One hand stretched behind him to grasp her robe, and one hand thrust across him to clutch his knife-hilt, he had risen to his knee before her. Over his shoulder she saw what he saw—a brass helmet glowing in the firelight where the path gave upon the open, more brass helmets glinting like fire-flies far up the dusk of the trail. Now four figures separated themselves from the throng, and pushing through the wavering rank of foresters, came Towerward,—two figures in dark robes and one wearing the plumed cap of a courtman and one clad in shining mail.
“Mord—and the Shepherd Priest! Gunnar—Visbur!” the Songsmith told them off mechanically.
The arms Brynhild had locked around his neck tightened as she whispered at his ear: “God be praised, Helvin is not there! Love, if they meant us ill, they would not have fetched Gunnar and the Priest, who are our friends.”
But Randvar’s voice was harsh as he loosened her hands that he might rise. “If they mean us well, why do they come with a troop of armed men at their heels?” Never quitting his grip on his hilt, he strode forward and stood a pace beyond his threshold, awaiting them.
Glancing down at her poor attire, it seemed for an instant as though the Jarl’s sister would have shrunk back into the shadow; and then as one would catch up a deserter she caught herself, and holding her head high, moved forward until she stood at her husband’s side.
At sight of the Songsmith, the sentinel of the path cried out earnestly: “We let them through, Rolf’s son, only because they pledged you peace. If they have spoken false—”
He did not finish, but it was not needful that he should. Around the ring of hunters, like the light of a moonbeam, sped the glint of steel. And still beyond that, where wood encompassed the open, there passed of a sudden a noiseless stir, as if from every tree-shadow there had glided a lithe and dusky body. Joining soundlessly as shadows blend, the dark mass drew nearer, until here the firelight was reflected in rows of glittering eyes, there through the gloaming gleamed the pale shapes of stone axes uplifted. It is no shame to the courage of Gunnar the Merry that his handsome face blanched as his glance made the circuit.

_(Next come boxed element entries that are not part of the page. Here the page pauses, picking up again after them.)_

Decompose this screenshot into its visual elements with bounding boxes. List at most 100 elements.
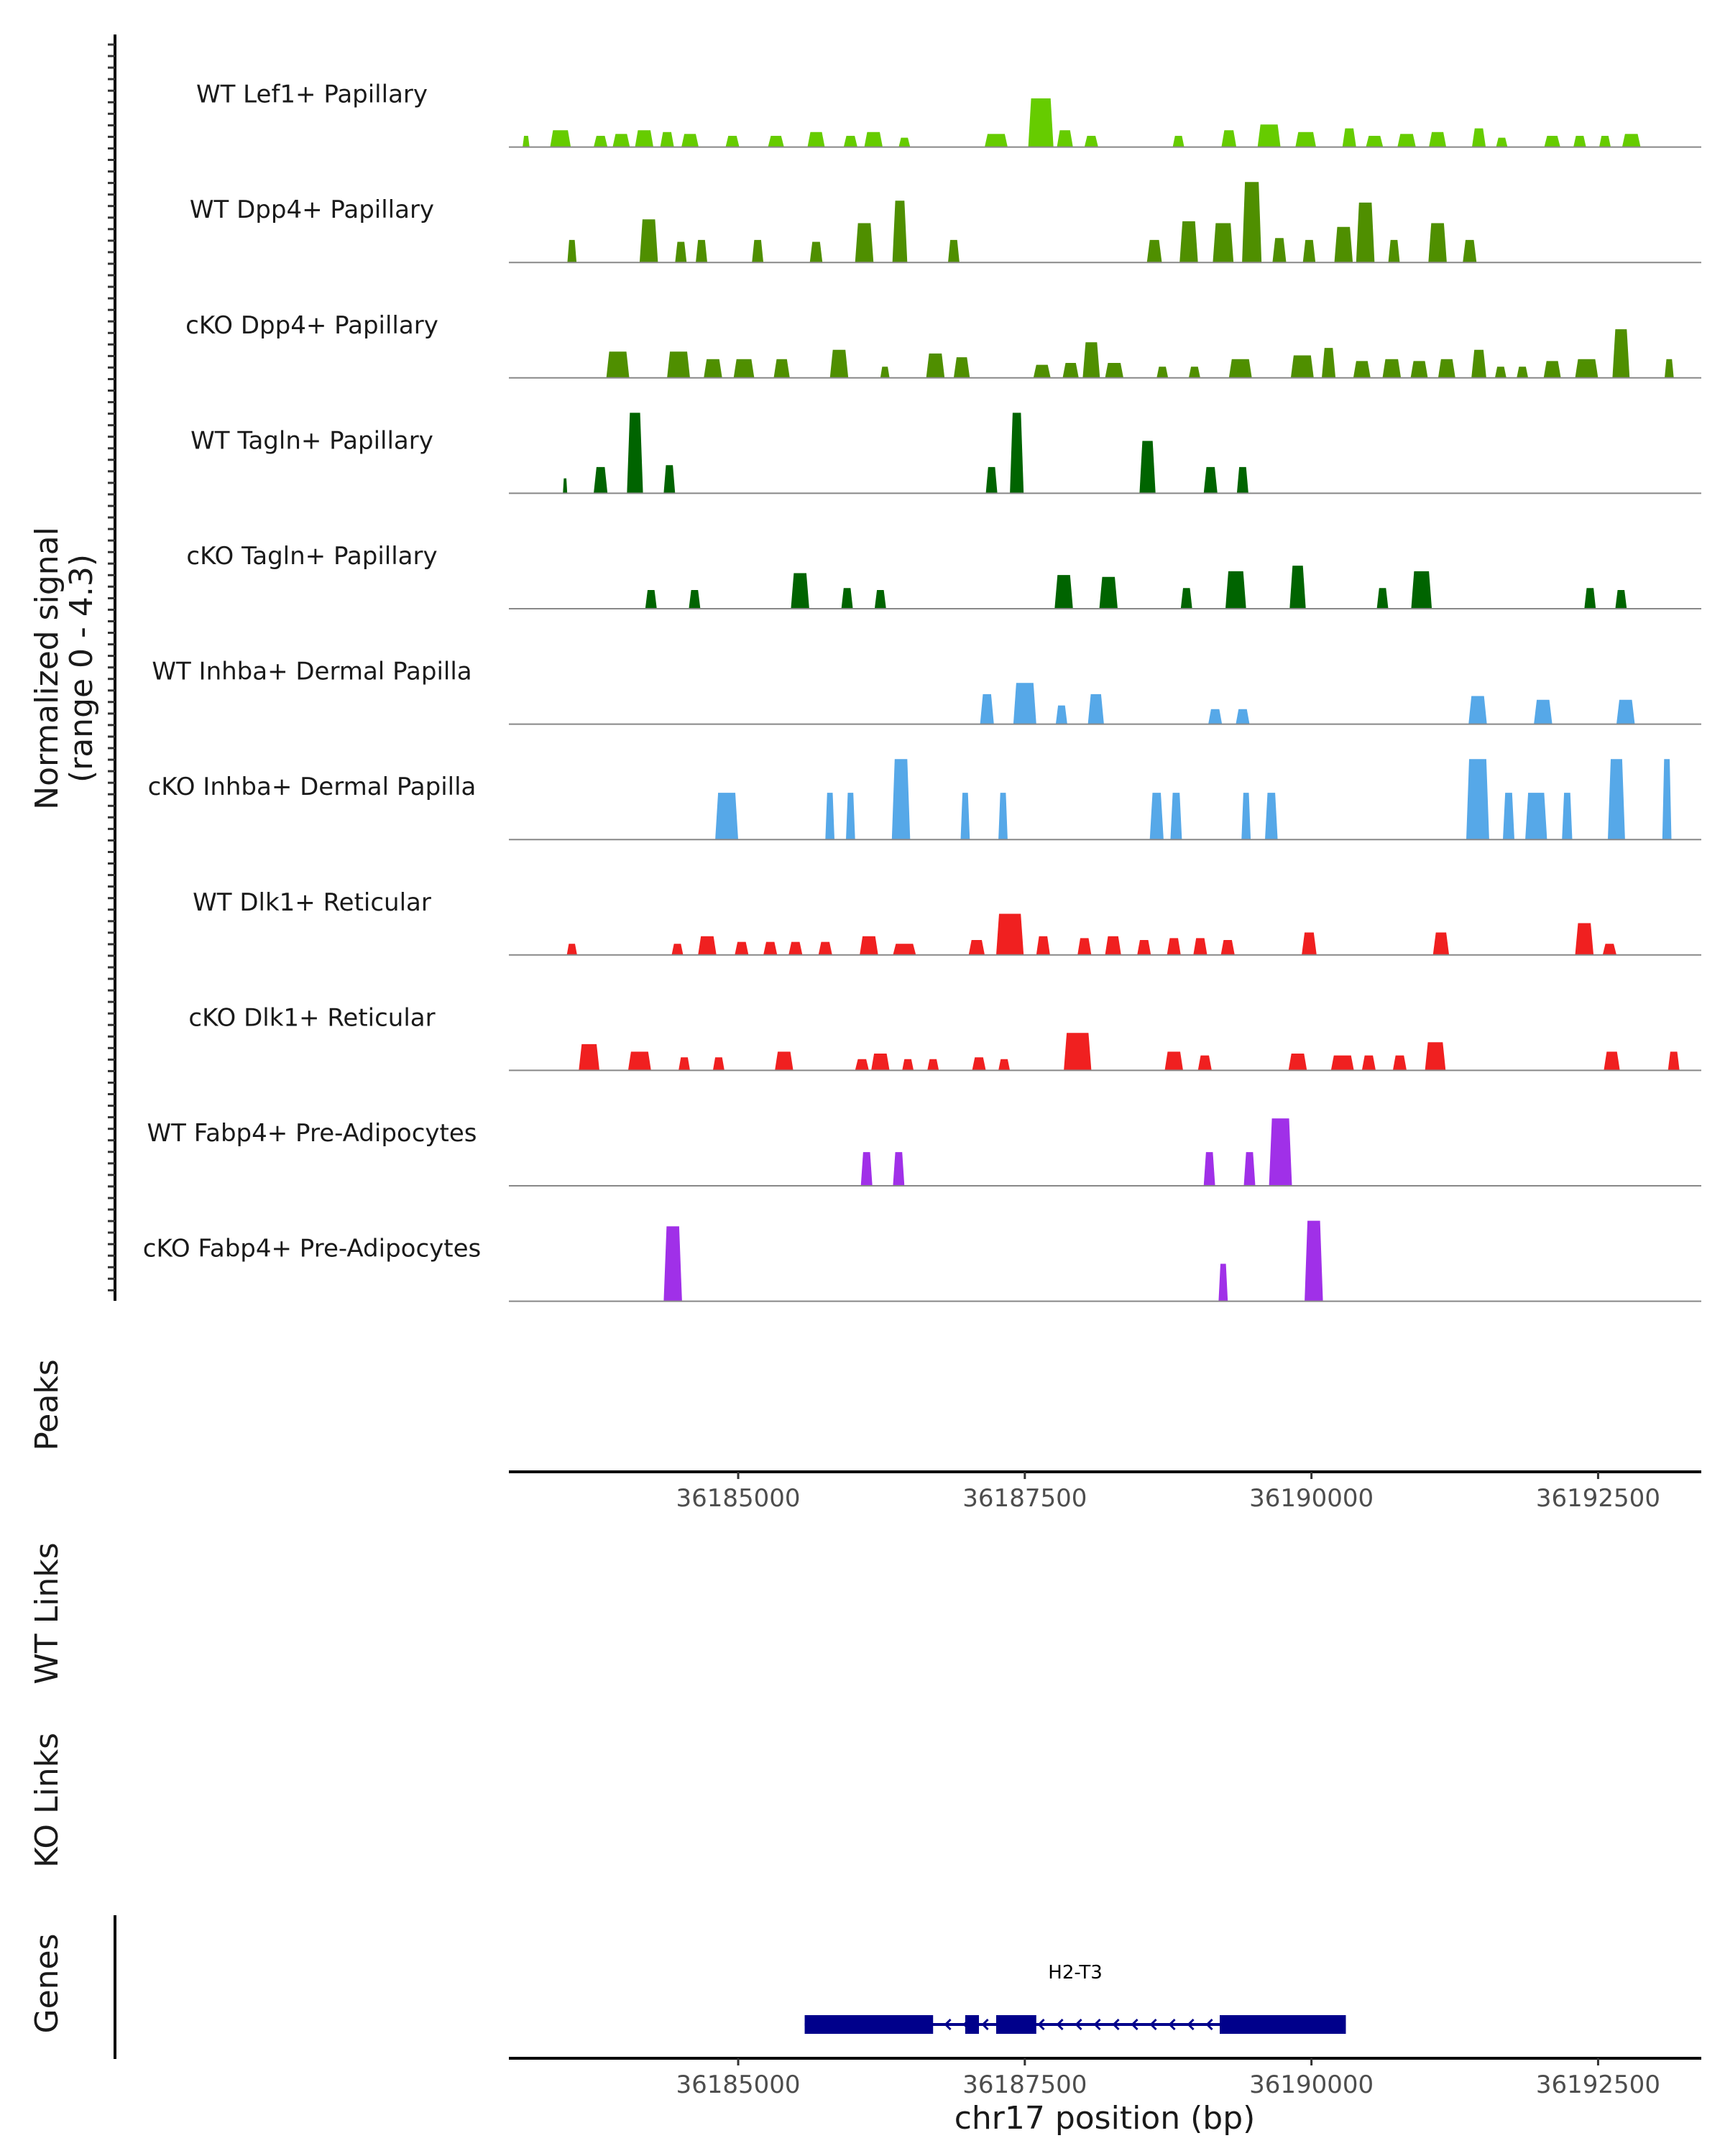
coverage-peak (1064, 1033, 1092, 1071)
coverage-peak (594, 466, 608, 494)
coverage-peak (788, 941, 803, 955)
coverage-peak (1334, 226, 1353, 263)
coverage-peak (1662, 759, 1672, 840)
gene-track: H2-T3 (804, 1962, 1346, 2034)
x-axis-title: chr17 position (bp) (954, 2100, 1256, 2137)
coverage-peak (1361, 1055, 1376, 1071)
coverage-peak (1257, 124, 1281, 147)
coverage-peak (1496, 137, 1508, 147)
wt-links-panel-title: WT Links (29, 1542, 65, 1684)
coverage-peak (1236, 709, 1250, 724)
coverage-peak (1428, 223, 1447, 263)
track-label: WT Tagln+ Papillary (190, 426, 433, 455)
coverage-peak (1082, 342, 1100, 378)
coverage-peak (953, 357, 970, 378)
coverage-peak (1220, 940, 1235, 955)
coverage-peak (1167, 938, 1181, 955)
coverage-peak (704, 359, 722, 378)
x-tick-label: 36190000 (1249, 1484, 1374, 1513)
coverage-peak (898, 137, 911, 147)
coverage-peak (1602, 944, 1616, 955)
coverage-peak (1397, 134, 1416, 147)
coverage-peak (809, 241, 823, 263)
coverage-peak (1432, 932, 1450, 955)
coverage-peak (791, 573, 809, 609)
coverage-peak (1149, 793, 1164, 840)
coverage-peak (1179, 221, 1198, 263)
coverage-peak (825, 793, 834, 840)
coverage-peak (1429, 132, 1447, 147)
track-0: WT Lef1+ Papillary (196, 80, 1701, 148)
coverage-peak (1164, 1051, 1183, 1071)
strand-arrow (1112, 2018, 1120, 2031)
coverage-peak (1146, 239, 1162, 263)
strand-arrow (1168, 2018, 1176, 2031)
coverage-peak (855, 223, 874, 263)
coverage-peak (960, 793, 970, 840)
coverage-peak (1472, 128, 1486, 147)
track-label: WT Fabp4+ Pre-Adipocytes (147, 1119, 477, 1148)
coverage-peak (1466, 759, 1489, 840)
gene-exon (965, 2015, 980, 2034)
coverage-peak (1172, 136, 1184, 147)
peaks-x-ticks: 36185000 36187500 36190000 36192500 (676, 1472, 1660, 1513)
coverage-peak (663, 1226, 682, 1302)
coverage-peak (874, 590, 886, 609)
coverage-peak (998, 1059, 1011, 1071)
coverage-peak (1105, 936, 1121, 955)
track-label: cKO Inhba+ Dermal Papilla (148, 773, 477, 801)
strand-arrow (1093, 2018, 1101, 2031)
track-label: cKO Fabp4+ Pre-Adipocytes (143, 1235, 482, 1263)
coverage-peak (926, 353, 945, 378)
coverage-peak (1356, 202, 1375, 263)
coverage-peak (1203, 1152, 1215, 1186)
coverage-peak (663, 465, 676, 494)
coverage-peak (1322, 348, 1336, 378)
strand-arrow (1075, 2018, 1082, 2031)
coverage-peak (1573, 136, 1586, 147)
coverage-peak (996, 913, 1024, 955)
coverage-peak (880, 367, 890, 378)
track-9: WT Fabp4+ Pre-Adipocytes (147, 1118, 1701, 1187)
coverage-peak (902, 1059, 914, 1071)
gene-exon (804, 2015, 934, 2034)
coverage-peak (567, 239, 577, 263)
coverage-peak (1137, 940, 1151, 955)
strand-arrow (1205, 2018, 1213, 2031)
coverage-peak (667, 351, 690, 378)
coverage-peak (998, 793, 1008, 840)
track-label: WT Dpp4+ Papillary (190, 195, 434, 224)
coverage-peak (1057, 130, 1073, 147)
coverage-peak (1288, 1054, 1307, 1071)
coverage-peak (807, 132, 825, 147)
strand-arrow (1187, 2018, 1195, 2031)
coverage-peak (1243, 1152, 1256, 1186)
coverage-peak (1105, 363, 1123, 378)
track-8: cKO Dlk1+ Reticular (188, 1003, 1701, 1072)
coverage-peak (1376, 588, 1389, 609)
track-3: WT Tagln+ Papillary (190, 413, 1701, 494)
coverage-peak (566, 944, 577, 955)
coverage-peak (846, 793, 855, 840)
coverage-peak (1575, 923, 1594, 955)
coverage-peak (1062, 363, 1079, 378)
coverage-peak (968, 940, 985, 955)
coverage-peak (1468, 696, 1487, 724)
coverage-peak (689, 590, 701, 609)
coverage-peak (841, 588, 853, 609)
coverage-peak (948, 239, 960, 263)
coverage-peak (1463, 239, 1477, 263)
coverage-peak (645, 590, 657, 609)
coverage-peak (606, 351, 630, 378)
coverage-peak (1425, 1042, 1446, 1071)
coverage-peak (735, 941, 749, 955)
coverage-peak (1353, 361, 1371, 378)
coverage-peak (1241, 793, 1251, 840)
strand-arrow (1056, 2018, 1064, 2031)
coverage-peak (1534, 699, 1552, 724)
strand-arrow (1037, 2018, 1045, 2031)
x-tick-label: 36190000 (1249, 2070, 1374, 2099)
coverage-peak (1438, 359, 1455, 378)
coverage-peak (1544, 136, 1560, 147)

Mord spoke sternly when they came to a halt before the young master of the Tower.
“What right have you to speak of peacefulness, Randvar, Rolf’s son, that surround yourself with outlaws and savages of the wood, ready to do murder at your bidding?”
Even in the twilight it could be seen how the blood mounted in the Songsmith’s brown face, but there was no wavering in his mouth’s steady line as he answered.
“I take friendship and help where I find them freest and truest, and I expect evil from the quarter whence evil has risen against me before. Though you come in the name of the Jarl, to whom you hold me traitor, I shall not yield a whit more. Your blood be on your heads if you heed me not!”